Por daniela.lima
Luis Pimentel%3A Quem mora no morro não tem chave YaleDivulgação

Rio - Contam que o chato de galocha, desses que vivem puxando assunto com gente famosa, se aproximou de Geraldo Pereira numa festa, cheio de intimidades, conversa do tipo “te conheço, somos vizinhos, também moro no morro”. Para se livrar, o grande sambista mandou essa: “Mora no morro mesmo? Mostra a chave.” Sujeito balançou o chaveiro e Geraldo rebateu: “Que é que há, meu irmão?! Quem mora em barraco não tem chave Yale!”

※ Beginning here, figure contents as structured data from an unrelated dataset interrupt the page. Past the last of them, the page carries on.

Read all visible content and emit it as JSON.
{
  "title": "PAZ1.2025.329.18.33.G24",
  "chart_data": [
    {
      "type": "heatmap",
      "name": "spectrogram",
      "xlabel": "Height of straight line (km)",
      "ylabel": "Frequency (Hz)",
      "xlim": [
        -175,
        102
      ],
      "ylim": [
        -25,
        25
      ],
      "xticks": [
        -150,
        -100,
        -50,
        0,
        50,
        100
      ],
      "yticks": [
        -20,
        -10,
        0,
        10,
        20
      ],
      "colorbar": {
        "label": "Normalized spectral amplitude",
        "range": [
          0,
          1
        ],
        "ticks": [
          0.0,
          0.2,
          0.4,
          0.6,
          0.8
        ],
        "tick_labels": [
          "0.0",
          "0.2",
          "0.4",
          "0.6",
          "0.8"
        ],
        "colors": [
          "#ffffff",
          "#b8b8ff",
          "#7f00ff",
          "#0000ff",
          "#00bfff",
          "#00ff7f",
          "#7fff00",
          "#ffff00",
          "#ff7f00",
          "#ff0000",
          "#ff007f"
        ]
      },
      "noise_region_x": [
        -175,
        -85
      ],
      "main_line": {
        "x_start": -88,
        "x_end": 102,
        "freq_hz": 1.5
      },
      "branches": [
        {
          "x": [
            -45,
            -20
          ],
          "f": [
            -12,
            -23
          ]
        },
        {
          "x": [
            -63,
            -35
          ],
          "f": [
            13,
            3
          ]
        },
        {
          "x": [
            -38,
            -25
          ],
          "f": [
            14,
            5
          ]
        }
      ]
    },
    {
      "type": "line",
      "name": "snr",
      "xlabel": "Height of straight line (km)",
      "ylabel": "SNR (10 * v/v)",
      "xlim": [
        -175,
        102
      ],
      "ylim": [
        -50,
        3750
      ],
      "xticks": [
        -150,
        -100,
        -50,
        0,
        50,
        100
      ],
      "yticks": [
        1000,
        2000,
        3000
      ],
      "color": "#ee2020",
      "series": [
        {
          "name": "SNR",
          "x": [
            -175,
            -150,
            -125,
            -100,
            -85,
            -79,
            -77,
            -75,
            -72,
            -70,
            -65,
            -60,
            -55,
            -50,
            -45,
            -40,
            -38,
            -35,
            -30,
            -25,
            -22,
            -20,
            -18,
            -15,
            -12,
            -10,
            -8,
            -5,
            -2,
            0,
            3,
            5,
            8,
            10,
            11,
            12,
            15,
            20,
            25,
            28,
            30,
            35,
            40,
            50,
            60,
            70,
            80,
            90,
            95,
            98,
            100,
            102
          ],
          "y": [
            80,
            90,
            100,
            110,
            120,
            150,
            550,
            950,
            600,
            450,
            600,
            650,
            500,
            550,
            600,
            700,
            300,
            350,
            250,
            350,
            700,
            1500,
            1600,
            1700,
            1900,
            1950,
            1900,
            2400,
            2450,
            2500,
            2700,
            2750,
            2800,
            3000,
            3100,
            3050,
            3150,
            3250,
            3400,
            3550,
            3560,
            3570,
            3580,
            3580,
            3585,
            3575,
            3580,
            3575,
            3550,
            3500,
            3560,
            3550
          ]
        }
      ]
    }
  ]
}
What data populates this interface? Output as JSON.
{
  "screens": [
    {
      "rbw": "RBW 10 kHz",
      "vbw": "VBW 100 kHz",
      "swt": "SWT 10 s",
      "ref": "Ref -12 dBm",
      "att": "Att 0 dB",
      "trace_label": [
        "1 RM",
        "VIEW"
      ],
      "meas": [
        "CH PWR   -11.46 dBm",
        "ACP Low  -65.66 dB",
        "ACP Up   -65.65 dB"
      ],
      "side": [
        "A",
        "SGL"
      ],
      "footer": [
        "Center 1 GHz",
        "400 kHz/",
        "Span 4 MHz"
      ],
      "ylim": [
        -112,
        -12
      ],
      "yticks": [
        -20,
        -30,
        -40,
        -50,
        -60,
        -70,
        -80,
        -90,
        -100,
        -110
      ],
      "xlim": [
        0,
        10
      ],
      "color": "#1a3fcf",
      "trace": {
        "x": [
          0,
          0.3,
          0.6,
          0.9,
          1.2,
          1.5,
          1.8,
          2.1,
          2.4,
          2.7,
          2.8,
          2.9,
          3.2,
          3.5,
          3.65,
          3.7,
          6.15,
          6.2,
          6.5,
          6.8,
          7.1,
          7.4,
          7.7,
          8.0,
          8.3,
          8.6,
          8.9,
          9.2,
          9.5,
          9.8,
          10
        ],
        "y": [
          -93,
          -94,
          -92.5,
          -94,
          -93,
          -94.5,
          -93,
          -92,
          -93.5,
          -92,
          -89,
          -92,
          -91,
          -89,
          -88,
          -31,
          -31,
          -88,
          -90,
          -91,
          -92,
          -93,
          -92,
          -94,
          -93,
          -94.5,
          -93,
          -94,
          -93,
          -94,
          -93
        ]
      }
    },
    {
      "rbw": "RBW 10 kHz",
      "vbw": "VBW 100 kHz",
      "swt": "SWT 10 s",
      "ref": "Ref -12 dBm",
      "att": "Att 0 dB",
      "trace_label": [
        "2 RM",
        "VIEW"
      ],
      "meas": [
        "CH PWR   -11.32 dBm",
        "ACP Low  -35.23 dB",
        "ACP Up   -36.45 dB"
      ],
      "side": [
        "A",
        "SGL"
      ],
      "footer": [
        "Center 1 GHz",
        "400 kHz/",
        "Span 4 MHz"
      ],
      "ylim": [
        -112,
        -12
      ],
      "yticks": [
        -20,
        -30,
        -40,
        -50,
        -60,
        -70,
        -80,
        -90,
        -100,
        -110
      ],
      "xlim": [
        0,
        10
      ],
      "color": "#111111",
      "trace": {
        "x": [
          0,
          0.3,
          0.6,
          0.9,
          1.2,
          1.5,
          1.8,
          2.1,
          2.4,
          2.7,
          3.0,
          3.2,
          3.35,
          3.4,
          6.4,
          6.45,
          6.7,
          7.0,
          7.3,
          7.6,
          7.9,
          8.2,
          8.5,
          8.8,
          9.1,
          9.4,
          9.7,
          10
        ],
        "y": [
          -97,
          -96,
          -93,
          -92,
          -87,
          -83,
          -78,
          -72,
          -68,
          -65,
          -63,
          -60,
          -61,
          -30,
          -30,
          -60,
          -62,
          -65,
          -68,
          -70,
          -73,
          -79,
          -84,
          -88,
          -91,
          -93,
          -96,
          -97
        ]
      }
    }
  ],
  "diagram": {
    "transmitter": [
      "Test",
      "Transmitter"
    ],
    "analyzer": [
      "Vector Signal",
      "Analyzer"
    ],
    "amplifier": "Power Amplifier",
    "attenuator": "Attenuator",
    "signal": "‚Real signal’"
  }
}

O compositor popular Geraldo Pereira viveu apenas 37 anos (tudo bem,Noel Rosa viveu dez a menos...), mas sua obra valiosíssima tem sido revisitada em vários momentos e por nomes marcantes da MPB. Sucessos como ‘Falsa Baiana’ (gravado originalmente por Ciro Monteiro), ‘Bolinha de Papel’ (imortalizado por João Gilberto) e ‘Escurinho’ (Ciro, Roberto Silva, Roberto Paiva, João Nogueira e tantos outros) mereceram após sua morte inúmeras regravações. Em alguns casos, o grande público sequer tomou conhecimento do nome do verdadeiro autor dos sambas.

Conheço muita gente bem informada que canta nos bares ‘Sem Compromisso’ (“Você só dança com ele e diz que é sem compromisso/É bom acabar com isso, não sou nenhum pai João”) crente que está cantando Chico Buarque.

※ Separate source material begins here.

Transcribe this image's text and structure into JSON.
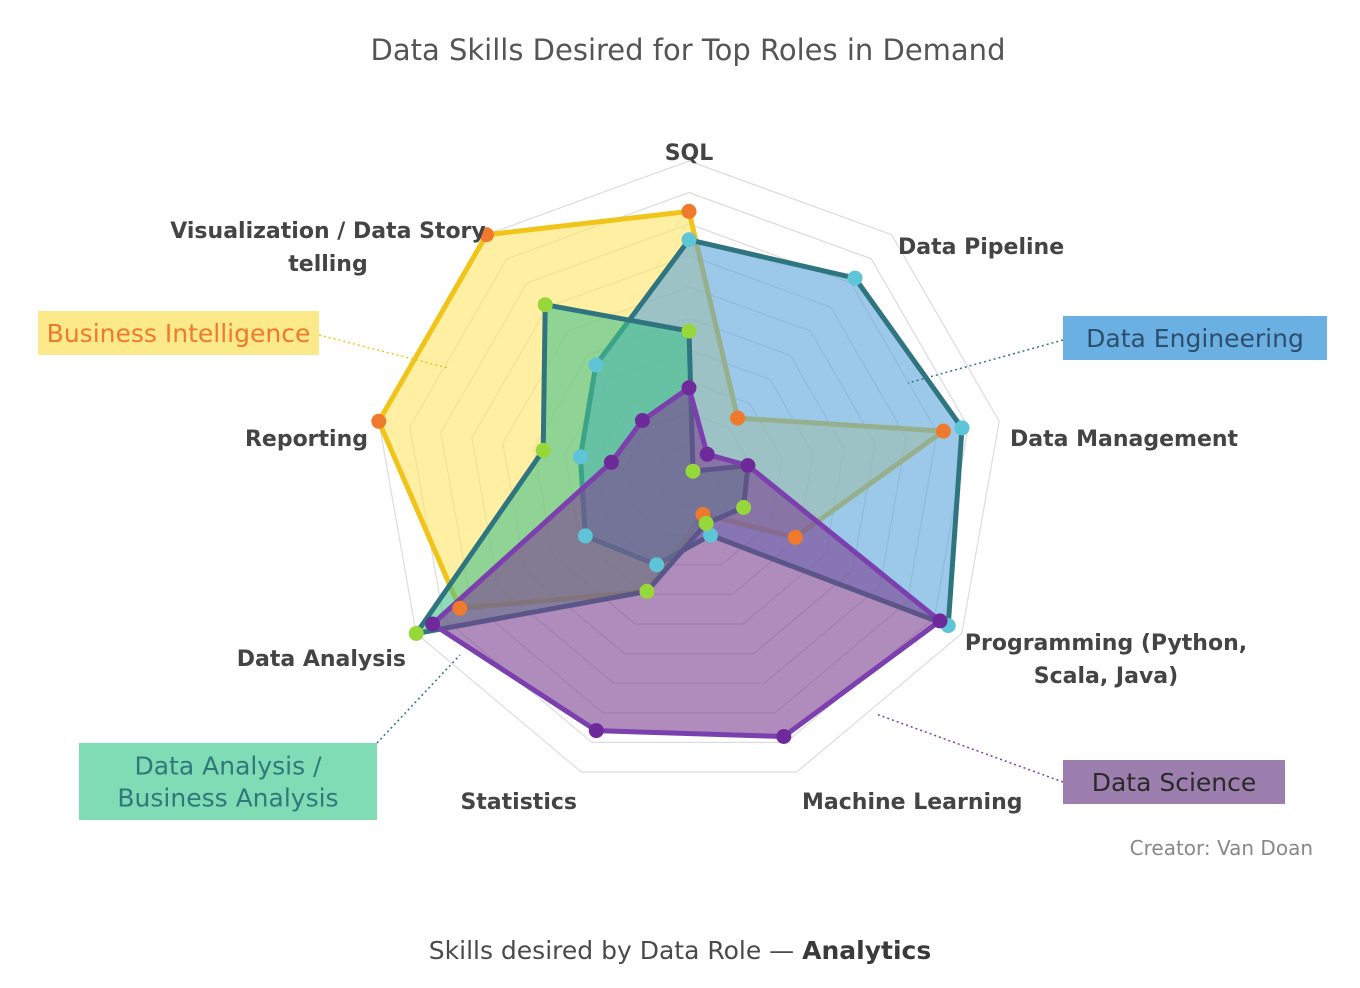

Geraldo nasceu em Juiz de Fora, MG, em 1918. Morreu em 1955, deixando mais de 300 sambas em catálogos de editoras. Chegou ao Rio de Janeiro com 12 anos, indo morar no Morro de Mangueira, em companhia de um irmão. Estudava e ajudava o mano numa birosca no Buraco Quente. Aos 18, tirou carteira de motorista e foi trabalhar no volante do caminhão da Limpeza Urbana. Nas folgas, enfiava­se nos bares de Mangueira, juntamente com os sambistas locais.

Conheceu Cartola, Nelson Cavaquinho, Wilson Batista, Nelson Sargento, Fernando Pimenta, Geraldo da Pedra, Padeirinho e tantos compositores de valor da Estação Primeira.

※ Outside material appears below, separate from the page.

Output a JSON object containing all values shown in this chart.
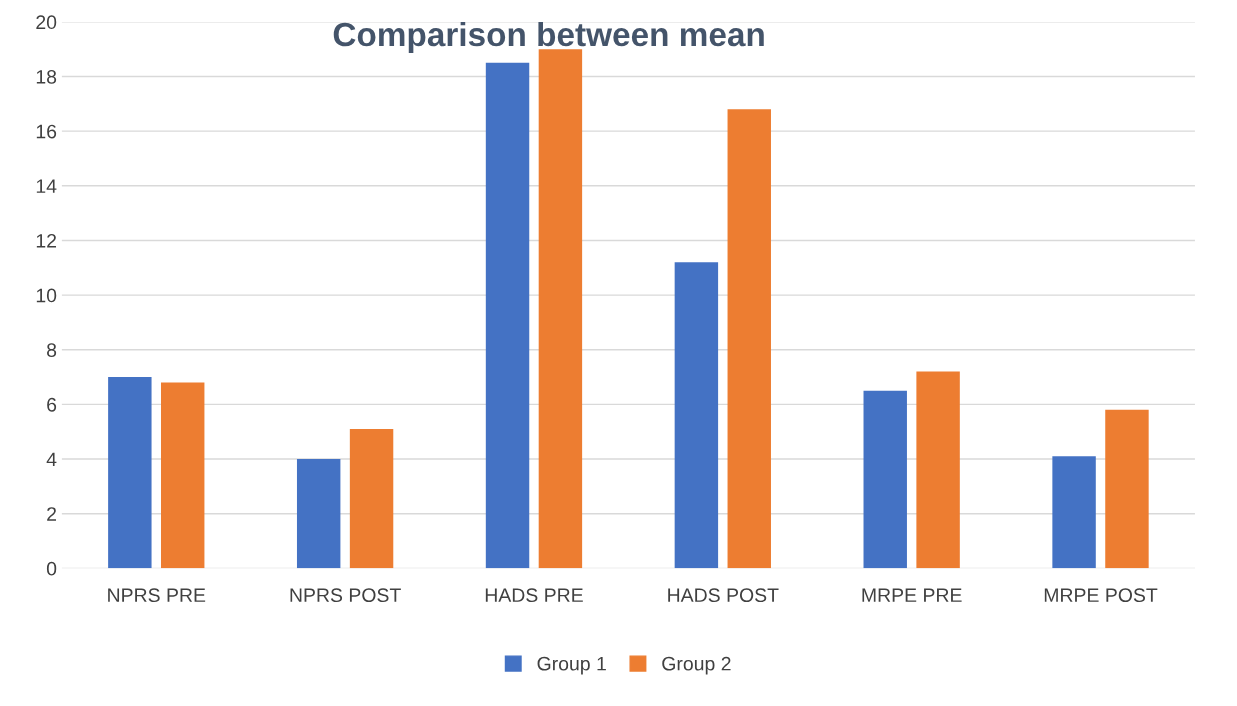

Sua morte aconteceu depois de uma briga de bar com o lendário Madame Satã, que se orgulhava da fama de valente e de homossexual (ele preferia se dizer “pederasta”). Depois de uma discussão no Restaurante Capela, na Lapa, Satã acertou um soco no rosto de Geraldo Pereira.

Bêbado, o compositor perdeu o equilíbrio e caiu na calçada. Bateu com a cabeça no meio­fio e ficou desacordado, sendo carregado para o Hospital dos Servidores, onde morreu dois dias depois, só que de hemorragia intestinal. Já andava muito doente, com crises constantes de vômitos e evacuando sangue. Bebia demais e estava se achando impotente Aí metia a cara no Conhaque de Alcatrão de São João da Barra, batizado como “o conhaque do milagre” pelos reclames publicitários, na tentativa desesperada de reagir. Ao contrário: mais debilitado ficava.
Era dia 8 de maio. Há 59 anos.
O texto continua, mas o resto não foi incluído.